Oh, wait, is that a Porsche in there, too? Yup, yup, there’s a Porsche.
Coincidentally enough, 1990 was the first vintage created by Richard Geoffroy, who has been the head winemaker at Dom Pérignon for 20 years… I have to say that the only man I’ve ever met who seems to enjoy his job as much as he does is Hugh Hefner. Born into a family of Champagne growers in the French town of Vertus, Mr. Geoffroy tried to escape his destiny by studying medicine. He completed his medical degree in 1982, but never practiced. Instead he went to work for Dom Pérignon… I realize there may be those who feel that a doctor ranks higher on the scale of social utility than a wine maker, but I’m pretty sure they’ve never tasted the 1990 Dom Pérignon Œnothèque Rosé.
That sounds like a joke, but not enough like a joke that I’d advise sending a clipping of it to the surgeon slated to perform Jay McInerney’s inevitable liver transplant, ohhowthetableshaveturned.

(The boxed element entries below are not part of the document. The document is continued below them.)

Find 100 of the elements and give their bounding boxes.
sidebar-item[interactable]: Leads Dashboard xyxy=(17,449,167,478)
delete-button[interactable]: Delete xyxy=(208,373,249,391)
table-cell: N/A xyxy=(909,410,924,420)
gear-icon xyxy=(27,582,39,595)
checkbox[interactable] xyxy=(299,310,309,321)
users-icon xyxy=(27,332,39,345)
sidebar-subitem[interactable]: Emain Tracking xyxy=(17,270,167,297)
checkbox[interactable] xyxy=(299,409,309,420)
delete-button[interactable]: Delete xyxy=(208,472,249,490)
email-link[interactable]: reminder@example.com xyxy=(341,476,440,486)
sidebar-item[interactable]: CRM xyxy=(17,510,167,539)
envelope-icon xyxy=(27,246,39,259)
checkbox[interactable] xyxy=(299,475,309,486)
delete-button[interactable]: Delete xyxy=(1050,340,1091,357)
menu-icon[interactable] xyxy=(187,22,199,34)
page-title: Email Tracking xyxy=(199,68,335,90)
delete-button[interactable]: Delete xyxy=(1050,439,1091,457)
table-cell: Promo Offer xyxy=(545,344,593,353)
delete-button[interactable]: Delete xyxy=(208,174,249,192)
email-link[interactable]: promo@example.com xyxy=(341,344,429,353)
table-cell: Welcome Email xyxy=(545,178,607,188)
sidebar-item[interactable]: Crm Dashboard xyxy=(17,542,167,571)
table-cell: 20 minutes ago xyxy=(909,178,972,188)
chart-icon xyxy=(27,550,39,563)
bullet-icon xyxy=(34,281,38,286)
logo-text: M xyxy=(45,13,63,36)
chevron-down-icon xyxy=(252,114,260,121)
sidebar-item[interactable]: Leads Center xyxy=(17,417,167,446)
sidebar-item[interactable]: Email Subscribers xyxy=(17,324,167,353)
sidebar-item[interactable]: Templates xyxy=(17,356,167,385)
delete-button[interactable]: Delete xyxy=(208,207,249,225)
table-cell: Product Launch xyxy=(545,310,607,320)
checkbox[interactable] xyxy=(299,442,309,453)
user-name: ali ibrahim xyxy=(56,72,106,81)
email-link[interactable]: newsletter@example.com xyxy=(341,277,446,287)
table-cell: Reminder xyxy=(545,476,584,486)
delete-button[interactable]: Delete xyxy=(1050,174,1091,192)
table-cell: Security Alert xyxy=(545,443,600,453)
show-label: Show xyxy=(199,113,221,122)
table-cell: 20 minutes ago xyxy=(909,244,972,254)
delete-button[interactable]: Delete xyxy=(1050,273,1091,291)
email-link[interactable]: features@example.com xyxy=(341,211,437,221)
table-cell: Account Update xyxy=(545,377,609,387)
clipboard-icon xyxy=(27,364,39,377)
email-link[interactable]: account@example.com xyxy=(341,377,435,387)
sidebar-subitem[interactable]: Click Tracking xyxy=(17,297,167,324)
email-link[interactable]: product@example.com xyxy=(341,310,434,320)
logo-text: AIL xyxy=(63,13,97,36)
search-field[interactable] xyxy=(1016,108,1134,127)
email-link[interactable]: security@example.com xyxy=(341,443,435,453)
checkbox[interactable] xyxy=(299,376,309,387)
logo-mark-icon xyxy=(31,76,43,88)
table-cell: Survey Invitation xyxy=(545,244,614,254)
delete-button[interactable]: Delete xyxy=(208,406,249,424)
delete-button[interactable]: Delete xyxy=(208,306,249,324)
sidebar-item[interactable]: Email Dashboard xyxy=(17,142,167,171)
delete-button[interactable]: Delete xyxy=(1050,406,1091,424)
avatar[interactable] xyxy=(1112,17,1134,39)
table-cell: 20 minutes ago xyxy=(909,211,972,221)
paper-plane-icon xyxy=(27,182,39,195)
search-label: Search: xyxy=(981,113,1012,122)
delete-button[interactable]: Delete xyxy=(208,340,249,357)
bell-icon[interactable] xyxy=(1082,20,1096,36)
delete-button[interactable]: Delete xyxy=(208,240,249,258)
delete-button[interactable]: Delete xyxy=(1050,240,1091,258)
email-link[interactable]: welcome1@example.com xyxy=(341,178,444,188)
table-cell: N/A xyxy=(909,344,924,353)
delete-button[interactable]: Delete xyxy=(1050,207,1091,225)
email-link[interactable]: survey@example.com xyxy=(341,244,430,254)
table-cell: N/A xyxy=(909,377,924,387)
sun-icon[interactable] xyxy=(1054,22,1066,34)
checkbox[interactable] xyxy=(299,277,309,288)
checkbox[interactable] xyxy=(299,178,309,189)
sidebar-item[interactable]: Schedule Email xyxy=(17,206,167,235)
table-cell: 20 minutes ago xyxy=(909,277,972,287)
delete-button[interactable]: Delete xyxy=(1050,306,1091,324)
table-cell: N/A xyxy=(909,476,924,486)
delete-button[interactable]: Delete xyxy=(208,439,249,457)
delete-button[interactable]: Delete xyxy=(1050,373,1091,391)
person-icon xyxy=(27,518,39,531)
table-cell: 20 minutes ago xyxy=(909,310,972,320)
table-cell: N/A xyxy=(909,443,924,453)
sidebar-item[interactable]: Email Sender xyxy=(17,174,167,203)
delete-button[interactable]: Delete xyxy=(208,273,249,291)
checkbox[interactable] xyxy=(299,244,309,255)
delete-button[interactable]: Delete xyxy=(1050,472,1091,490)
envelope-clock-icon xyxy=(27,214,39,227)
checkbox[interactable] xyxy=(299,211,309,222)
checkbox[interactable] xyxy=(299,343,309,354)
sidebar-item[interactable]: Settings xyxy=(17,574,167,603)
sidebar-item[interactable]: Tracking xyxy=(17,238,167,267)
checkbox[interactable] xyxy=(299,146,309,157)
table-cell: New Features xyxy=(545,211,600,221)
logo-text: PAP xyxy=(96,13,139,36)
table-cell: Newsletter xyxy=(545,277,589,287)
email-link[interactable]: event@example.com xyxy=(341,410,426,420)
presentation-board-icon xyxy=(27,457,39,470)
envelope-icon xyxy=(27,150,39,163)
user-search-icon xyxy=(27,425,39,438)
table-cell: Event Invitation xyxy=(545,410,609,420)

I’m not going to pretend that either the 2000 or the 1990 Œnothèque is inexpensive, but look at it this way: The former costs about the same as the tasting menu at Joël Robuchon in Las Vegas; the latter the same as the tasting menu for two.
Oh, ok. Anyway, here’s closer:
My other favorite grower champers include Egly-Ouriet Brut Rosé, Camille Savès Brut Rosé and Bruno Paillard. I’m not sure if they still make Cold Duck, but the next time I open a bottle of rosé Champagne, I’m going to raise a glass to Joan Coughlin, who is no longer among us.

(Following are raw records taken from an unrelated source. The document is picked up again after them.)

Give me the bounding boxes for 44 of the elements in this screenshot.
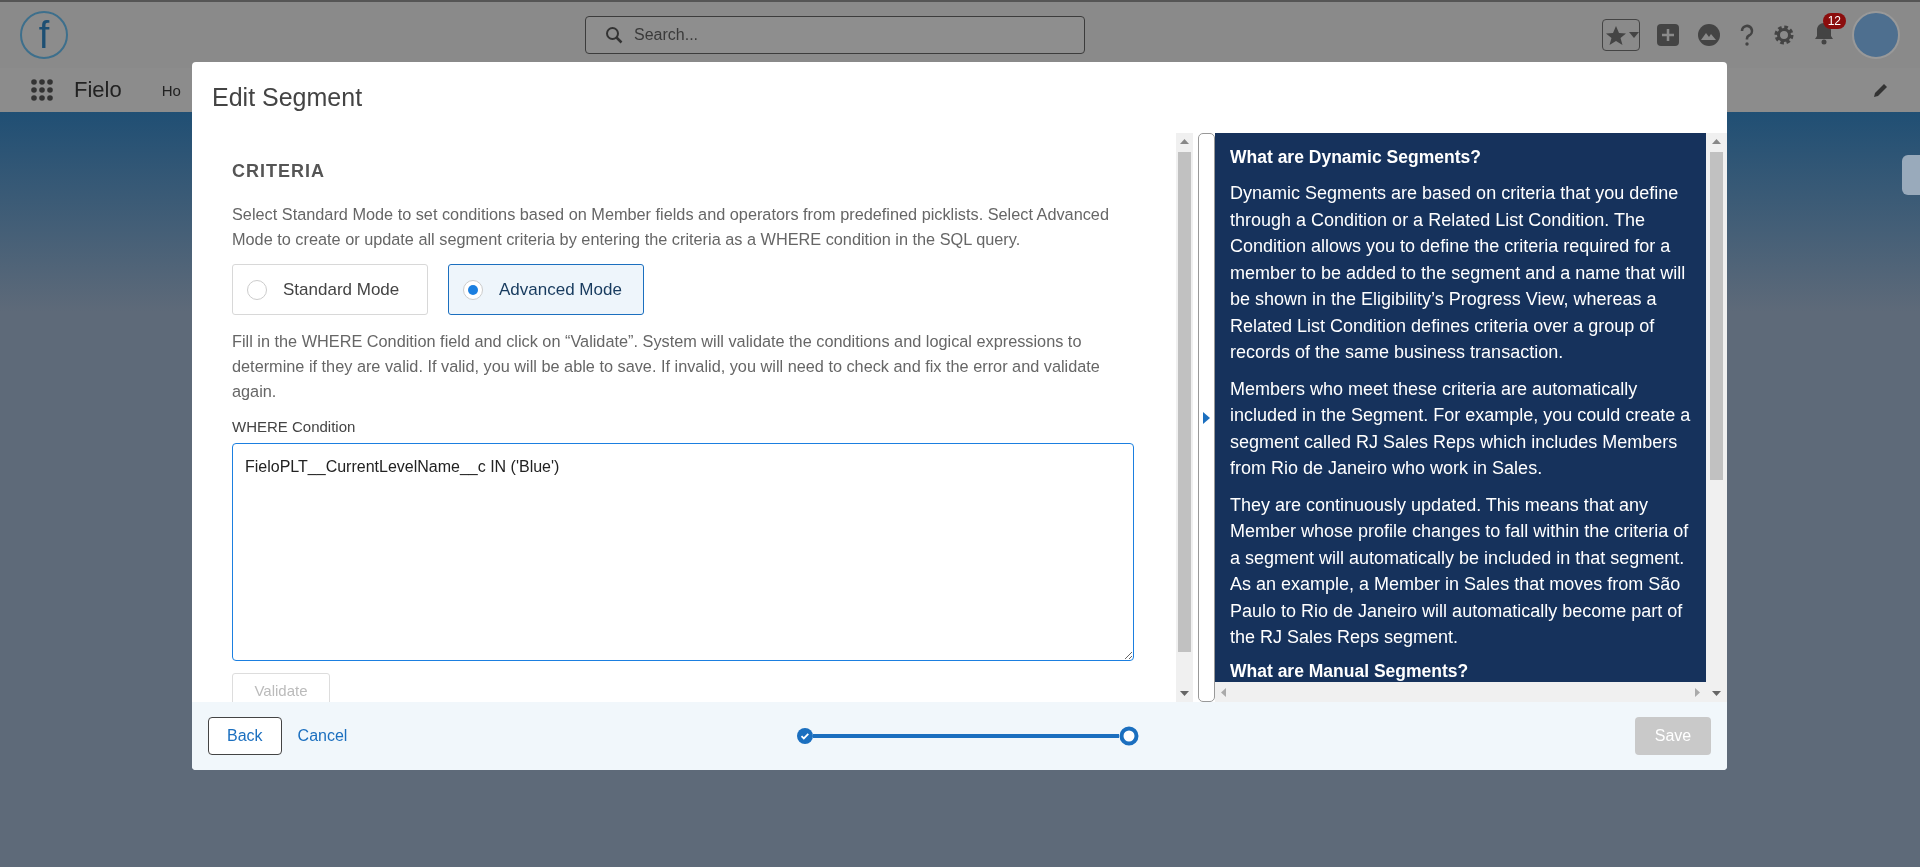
settings-icon[interactable]	[1772, 23, 1796, 47]
scrollbar[interactable]	[1706, 133, 1727, 702]
help-icon[interactable]	[1738, 23, 1756, 47]
search-field[interactable]: Search...	[585, 16, 1085, 54]
mode-radio-option[interactable]: Advanced Mode	[448, 264, 644, 315]
scrollbar[interactable]	[1215, 682, 1706, 702]
where-condition-field[interactable]: FieloPLT__CurrentLevelName__c IN ('Blue')	[232, 443, 1134, 661]
mode-radio-option[interactable]: Standard Mode	[232, 264, 428, 315]
scroll-up-arrow-icon	[1712, 139, 1721, 144]
field-label: WHERE Condition	[232, 418, 357, 435]
criteria-description: Select Standard Mode to set conditions based on Member fields and operators from predefined picklists. Select Advanced Mode to create or update all segment criteria by entering the criteria as a WHERE condition in the SQL query.	[232, 204, 1110, 250]
notification-badge: 12	[1822, 13, 1846, 29]
app-name: Fielo	[74, 77, 122, 103]
scrollbar[interactable]	[1176, 133, 1193, 702]
modal-title: Edit Segment	[212, 83, 363, 112]
section-title: CRITERIA	[232, 161, 326, 182]
app-launcher-icon[interactable]	[30, 78, 54, 102]
help-heading: What are Manual Segments?	[1230, 660, 1470, 682]
check-circle-icon[interactable]	[796, 728, 813, 744]
scroll-right-arrow-icon	[1695, 687, 1700, 697]
cancel-link[interactable]: Cancel	[291, 726, 354, 746]
scroll-up-arrow-icon	[1180, 139, 1189, 144]
add-icon[interactable]	[1656, 23, 1680, 47]
back-button[interactable]: Back	[208, 717, 282, 755]
app-logo[interactable]: f	[20, 11, 68, 59]
help-paragraph: Dynamic Segments are based on criteria that you define through a Condition or a Related List Condition. The Condition allows you to define the criteria required for a member to be added to the segment and a name that will be shown in the Eligibility’s Progress View, whereas a Related List Condition defines criteria over a group of records of the same business transaction.	[1230, 182, 1687, 364]
user-avatar[interactable]	[1852, 11, 1900, 59]
search-icon	[605, 26, 623, 44]
scroll-down-arrow-icon	[1712, 691, 1721, 696]
instructions-text: Fill in the WHERE Condition field and click on “Validate”. System will validate the conditions and logical expressions to determine if they are valid. If valid, you will be able to save. If invalid, you will need to check and fix the error and validate again.	[232, 331, 1101, 402]
pencil-icon[interactable]	[1872, 81, 1890, 99]
mountain-icon[interactable]	[1696, 23, 1722, 47]
scroll-left-arrow-icon	[1221, 687, 1226, 697]
scroll-down-arrow-icon	[1180, 691, 1189, 696]
help-paragraph: They are continuously updated. This means that any Member whose profile changes to fall within the criteria of a segment will automatically be included in that segment. As an example, a Member in Sales that moves from São Paulo to Rio de Janeiro will automatically become part of the RJ Sales Reps segment.	[1230, 493, 1690, 649]
caret-icon	[1629, 32, 1639, 38]
favorites-button[interactable]	[1602, 19, 1640, 51]
side-tab[interactable]	[1902, 155, 1920, 195]
help-paragraph: Members who meet these criteria are automatically included in the Segment. For example, you could create a segment called RJ Sales Reps which includes Members from Rio de Janeiro who work in Sales.	[1230, 377, 1692, 480]
step-ring-icon[interactable]	[1118, 726, 1139, 746]
help-heading: What are Dynamic Segments?	[1230, 147, 1482, 168]
panel-collapse-handle[interactable]	[1198, 133, 1215, 702]
triangle-icon	[1203, 411, 1210, 424]
nav-tab[interactable]: Ho	[161, 81, 181, 99]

Wait… what? Joanie’s dead?!? This changes everything: I now see that by luxuriating in the luxurious associations called forth by pink champagne, McInerney, like Proust with his madelines, is offering a heartfelt remembrance of things, and people, past. I feel very bad about the fingerbanging jokes now.
Or, no. Wait. Nope, actually it’s just pretty crass and embarrassingly abrupt. The fingerbanging jokes stay.